Она захлопотала, обтирая новорождённую и укрывая в чистую холстину, а потом сделала движение в сторону роженицы, хотела ей улыбнуться, но взглянула на лицо, и улыбка растаяла, как мартовский снег. Аграфена лежала с закрытыми глазами. Губы слегка разомкнуты. Грудь не поднималась больше.

– Груша? – Михайло поднялся. Наклонился к ней, вгляделся. – Грушенька…

Взял за руку. Рука была ещё тёплая – живым теплом, не остывшим. Но безжизненная. Мягкая, как тряпица.

Ульяна перекрестилась широким крестом – раз, другой.

– Царствие Небесное новопреставленной рабе Божией Аграфене, – сказала она тихо. –Отмучилась, голубушка.

Михайло не закричал. Не заплакал. Он стоял, не отпуская руки любимой, и смотрел на её лицо. На то, как разгладились морщины – только что бывшие от боли, а теперь сошедшие. Не мог поверить. Как можно поверить в то, что человек, который минуту назад дышал, смотрел на тебя, рожал вашего ребёнка – вдруг исчез? Ушёл, как уходит огонь из лучины – тихо, быстро, бесследно.

– Держи, – Ульяна сунула ему в руки свёрток. – Надо бы ей кормилицу сыскать.

Он машинально принял ребёнка и замер. Девочка была крошечная – как птенец, выпавший из гнезда раньше времени, как комочек живого тепла, завёрнутый в чистую тряпицу. Красная сморщенная кожа. Кулачки, крепко стиснутые у подбородка. Но глаза – огромные, тёмные, на удивление открытые для новорождённой – уже смотрели на него. Невидяще ещё, мутно, как сквозь воду, – но уже с каким-то нечеловеческим, пугающим пониманием.

Михайло не помнил, как опустился обратно на чурбан. Не помнил, как долго так сидел – с дочерью на руках, с мёртвой женой рядом. Дождь хлестал в окошко. Гром перекатывался, удаляясь.

– Анна, – сказал он наконец. Тихо, почти себе. – Звать её будем Анной. А дома – Анюта.

Он слышал только её дыхание – слабое, неровное, с крошечными паузами, от которых у него каждый раз сжималось сердце. Но живое, родное, и в этом было сейчас всё.

Дверь сторожки распахнулась от крепкого удара сапогом. Михайло дёрнулся, повитуха задрожала, опустив взгляд.

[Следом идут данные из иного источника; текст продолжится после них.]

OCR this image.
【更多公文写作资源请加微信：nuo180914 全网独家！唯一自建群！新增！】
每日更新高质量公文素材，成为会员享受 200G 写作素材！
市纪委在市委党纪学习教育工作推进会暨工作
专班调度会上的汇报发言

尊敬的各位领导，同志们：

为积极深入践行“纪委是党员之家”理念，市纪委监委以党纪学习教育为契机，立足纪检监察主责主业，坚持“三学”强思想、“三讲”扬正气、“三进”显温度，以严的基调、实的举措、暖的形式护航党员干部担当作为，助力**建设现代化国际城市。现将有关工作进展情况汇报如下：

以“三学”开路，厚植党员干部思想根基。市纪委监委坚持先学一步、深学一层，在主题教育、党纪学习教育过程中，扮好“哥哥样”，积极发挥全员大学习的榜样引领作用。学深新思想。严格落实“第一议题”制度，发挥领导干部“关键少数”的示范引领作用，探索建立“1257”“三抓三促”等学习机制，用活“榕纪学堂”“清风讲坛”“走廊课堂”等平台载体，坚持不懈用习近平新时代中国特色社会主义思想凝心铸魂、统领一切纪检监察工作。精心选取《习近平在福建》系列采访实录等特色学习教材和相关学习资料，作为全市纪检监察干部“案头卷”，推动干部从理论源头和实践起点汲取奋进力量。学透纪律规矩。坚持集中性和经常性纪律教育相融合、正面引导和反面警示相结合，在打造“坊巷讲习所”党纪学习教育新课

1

На пороге стоял барин. Константин Сергеич Барятинский – в крылатке, заляпанной дорожной грязью, в сдвинутом набок цилиндре – вернулся из Макарьева раньше, чем ждали. За его широкой спиной маячили дворовые: камердинер Федька, кучер Ермолай, ключница Марья Игнатьевна с фонарём. Лицо барина, красное, отёкшее, с тяжёлыми мешками под глазами, было перекошено злобой – той особой, хмельной, которая ищет повода и всегда его находит. В правой руке он сжимал нагайку.

– Ах ты, шелупонь! – заорал он с порога. Голос разнёсся по тесной сторожке и ударил в стены. Младенец вздрогнул всем телом и запищал. – Я тебе что приказывал? А? Чтоб духу её тут не было! А ты что сделал? Ты её сюда притащил, под самый мой нос, в моей усадьбе!

Михайло медленно поднялся. Не от страха, а от усталости. Посмотрел на барина. Сказал ровно:

– Барин, смилуйтесь, Бога ради. Жена моя померла. Вот ребёнок. Дочь.

– Какая она тебе жена?! – Барятинский шагнул ближе. Запах перегара и дорожного пота ударил в нос. – Ты крепостной, Мишка. И она такая же была. Нет у крепостных жён, понял? Есть самки. Они дают приплод. И этот приплод – моя собственность. Понятно тебе?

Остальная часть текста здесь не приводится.